Koyuki Kazahaya 風早小雪 (1987, Japon) koyuki.kazahaya@icloud.com

koyuki-kazahaya.blogspot.com instagram.com/koyukikazahaya/#

Je vis et travaille actuellement à Bruxelles. Après avoir obtenu un master en gravure à l’Université des Arts de Musashino, à Tokyo, en 2012, je me suis installée en Belgique afin d’y poursuivre un deuxième master à la Royal Academy of Fine Arts d’Anvers, suivi d’un Master of Research en Art et Design à Sint Lucas Antwerp. Mon travail a été présenté dans le cadre de: Fukushima Biennial 2026, Tomioka Archive Museum, Fukushima, Japon, 2026, Centre de la Gravure et de l’Image imprimée, La Louvière, 2026, Dessin Contemporain à 4 mains, Hôte Gallery, Bruxelles, 2026, Homesick Tea Gathering, Morpho, Anvers, 2025, Art on Paper, Bruxelles, 2021, 2022, Chasing Flowers, commissariat de Stef Van Bellingen, WARP, Sint-Niklaas, 2020, Cultuurcentrum Strombeek, 2017–2018, Galerie Zuid, Anvers, 2016–2023, Workspace Brussels, Bruxelles, 2015–2016, Le Salon d’Art, Bruxelles, 2015–2025, Croxhapox, Gand, 2015, Guanlan International Print Biennial, Guanlan Original Printmaking Base, Chine, 2013, 2015, International Print Triennial Cracow, Bunkier Sztuki Contemporary Art Gallery, Katowice, Pologne, 2012, The National Art Center Tokyo, Japon, 2010–2012, Gallery Face to Face, Tokyo, Japon, 2010–2024. Participation à des programmes de résidence : Basis, Francfort, Allemagne, 2018
 Cité Internationale des Arts, France, 2015–2016
 FLACC, 2014
 Frans Masereel Centrum, 2013, 2014
 Résidence d’écriture en ligne, 2021
 Verbeke Foundation, 2013 Mon travail comprend le dessin, la gravure, la peinture, l’animation vidéo et le son. Pour mes projets, je m’intéresse à la confrontation entre l’être humain et la nature. Je réalise des photographies, des films et des enregistrements sonores sur les lieux que je visite, puis j’utilise ces documents comme matériaux afin de transmettre ma propre vision des lieux et de les confronter à ma perception et à mes expériences personnelles. Esprit de la forêt Esprit de la forêt s’inspire du thème d’une forêt millénaire abritant des sanctuaires que j’ai visités lors de mon séjour au Japon.
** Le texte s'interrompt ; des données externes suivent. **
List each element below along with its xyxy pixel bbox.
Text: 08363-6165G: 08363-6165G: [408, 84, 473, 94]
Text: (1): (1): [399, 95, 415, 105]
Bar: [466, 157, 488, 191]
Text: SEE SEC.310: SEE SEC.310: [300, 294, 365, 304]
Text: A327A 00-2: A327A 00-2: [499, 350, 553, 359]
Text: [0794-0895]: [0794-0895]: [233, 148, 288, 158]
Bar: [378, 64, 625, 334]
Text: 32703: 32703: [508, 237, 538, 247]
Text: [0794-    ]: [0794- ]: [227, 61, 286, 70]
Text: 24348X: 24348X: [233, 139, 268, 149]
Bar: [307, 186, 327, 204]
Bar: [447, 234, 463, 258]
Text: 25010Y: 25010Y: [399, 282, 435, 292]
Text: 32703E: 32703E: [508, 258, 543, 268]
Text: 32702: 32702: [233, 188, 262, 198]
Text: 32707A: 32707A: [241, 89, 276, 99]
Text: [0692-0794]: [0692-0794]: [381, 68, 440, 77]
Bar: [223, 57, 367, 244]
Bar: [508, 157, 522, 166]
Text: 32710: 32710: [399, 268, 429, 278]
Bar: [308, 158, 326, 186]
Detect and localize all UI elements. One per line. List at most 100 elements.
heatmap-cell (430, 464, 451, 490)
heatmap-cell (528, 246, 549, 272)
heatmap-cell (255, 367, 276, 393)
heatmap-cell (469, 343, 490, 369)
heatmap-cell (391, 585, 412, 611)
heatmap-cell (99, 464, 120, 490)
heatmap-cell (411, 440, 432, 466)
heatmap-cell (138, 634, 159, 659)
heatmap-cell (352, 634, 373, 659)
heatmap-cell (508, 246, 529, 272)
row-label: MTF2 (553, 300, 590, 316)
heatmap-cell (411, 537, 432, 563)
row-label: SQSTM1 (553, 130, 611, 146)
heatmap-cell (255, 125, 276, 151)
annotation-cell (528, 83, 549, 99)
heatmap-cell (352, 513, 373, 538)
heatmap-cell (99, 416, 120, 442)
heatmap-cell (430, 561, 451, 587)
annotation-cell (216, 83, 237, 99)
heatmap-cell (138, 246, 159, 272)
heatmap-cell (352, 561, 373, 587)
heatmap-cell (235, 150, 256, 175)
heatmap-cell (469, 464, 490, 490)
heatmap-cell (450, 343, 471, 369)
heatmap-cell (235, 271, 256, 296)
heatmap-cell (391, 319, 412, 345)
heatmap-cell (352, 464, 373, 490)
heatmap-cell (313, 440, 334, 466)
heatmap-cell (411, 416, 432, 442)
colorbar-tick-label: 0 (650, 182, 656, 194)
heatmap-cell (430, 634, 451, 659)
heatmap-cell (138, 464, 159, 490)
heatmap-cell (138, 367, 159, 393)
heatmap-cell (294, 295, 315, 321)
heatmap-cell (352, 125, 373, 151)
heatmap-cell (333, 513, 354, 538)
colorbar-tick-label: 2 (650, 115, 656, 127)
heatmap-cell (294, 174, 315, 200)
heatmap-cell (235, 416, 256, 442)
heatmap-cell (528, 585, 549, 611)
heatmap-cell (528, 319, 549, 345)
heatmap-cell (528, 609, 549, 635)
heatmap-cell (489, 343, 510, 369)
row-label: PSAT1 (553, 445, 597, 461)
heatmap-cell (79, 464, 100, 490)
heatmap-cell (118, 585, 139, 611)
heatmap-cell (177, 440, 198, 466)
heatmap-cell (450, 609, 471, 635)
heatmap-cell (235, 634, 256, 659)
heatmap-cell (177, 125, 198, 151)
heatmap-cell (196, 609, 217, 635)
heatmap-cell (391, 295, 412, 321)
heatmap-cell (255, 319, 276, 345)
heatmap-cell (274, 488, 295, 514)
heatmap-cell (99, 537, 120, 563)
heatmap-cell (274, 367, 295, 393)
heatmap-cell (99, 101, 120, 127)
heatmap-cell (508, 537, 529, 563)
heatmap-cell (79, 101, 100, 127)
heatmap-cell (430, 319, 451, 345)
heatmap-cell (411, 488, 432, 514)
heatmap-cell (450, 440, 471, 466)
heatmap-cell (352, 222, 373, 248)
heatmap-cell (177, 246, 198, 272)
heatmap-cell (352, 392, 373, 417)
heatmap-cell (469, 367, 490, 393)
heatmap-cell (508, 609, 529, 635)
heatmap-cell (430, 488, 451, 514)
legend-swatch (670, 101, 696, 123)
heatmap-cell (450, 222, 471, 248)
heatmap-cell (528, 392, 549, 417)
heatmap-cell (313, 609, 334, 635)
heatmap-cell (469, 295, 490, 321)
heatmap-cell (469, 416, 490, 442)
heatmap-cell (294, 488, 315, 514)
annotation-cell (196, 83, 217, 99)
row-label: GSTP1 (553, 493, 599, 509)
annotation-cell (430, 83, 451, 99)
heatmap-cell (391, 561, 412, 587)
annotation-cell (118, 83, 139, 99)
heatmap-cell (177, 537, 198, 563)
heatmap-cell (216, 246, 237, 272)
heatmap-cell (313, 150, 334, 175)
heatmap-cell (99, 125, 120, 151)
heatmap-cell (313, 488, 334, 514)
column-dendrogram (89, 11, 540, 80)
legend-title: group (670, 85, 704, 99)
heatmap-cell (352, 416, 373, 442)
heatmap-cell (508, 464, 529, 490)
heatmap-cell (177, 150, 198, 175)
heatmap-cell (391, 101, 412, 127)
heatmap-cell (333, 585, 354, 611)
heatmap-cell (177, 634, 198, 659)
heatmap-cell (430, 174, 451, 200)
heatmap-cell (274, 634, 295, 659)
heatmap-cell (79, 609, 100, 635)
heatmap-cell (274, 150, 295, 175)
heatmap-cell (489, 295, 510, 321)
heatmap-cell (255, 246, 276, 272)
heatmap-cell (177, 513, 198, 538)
Nombre de ces sanctuaires existent encore dans les montagnes, et les arbres sacrés qui les protègent continuent d’être vénérés. C’est un lieu sacré où les gens se rendent avec leurs propres pensées et leurs souhaits. Lorsque l’on y pénètre, on ressent une tension et un apaisement qui diffèrent de ceux que procure une forêt ordinaire. Une présence sacrée, les esprits, ainsi que les pensées et les sentiments des êtres humains, se transmettent de génération en génération. Lotus dans la boue Il existe un ancien proverbe chinois : « Le lotus dans la boue ». Il signifie que le lotus fait naître de magnifiques fleurs tout en poussant dans la boue : même lorsque l’environnement qui l’entoure est souillé, il demeure pur et ne se laisse pas contaminer. Lotus dans la boue est un projet consacré au cycle de floraison du lotus. La fleur elle-même ne s’épanouit que pendant environ quatre jours. Puis les pétales tombent et les graines sont dispersées, donnant naissance à un nouveau cycle. En observant ce cycle de vie, j’ai le sentiment qu’il constitue un microcosme de l’existence humaine. Les fleurs revêtent une signification particulière, comme on peut le constater non seulement dans l’art, mais également dans la littérature, les chansons et la musique. Dans différentes cultures, les êtres humains établissent parfois un parallèle entre leur propre vie, le passage du temps et le cycle de vie des fleurs. Un célèbre waka (poème traditionnel japonais) dit ainsi, en substance : « Les fleurs sont éphémères et tombent si rapidement, mais elles refleurissent chaque année sans changer ; la vie humaine, elle, est bien plus impermanente.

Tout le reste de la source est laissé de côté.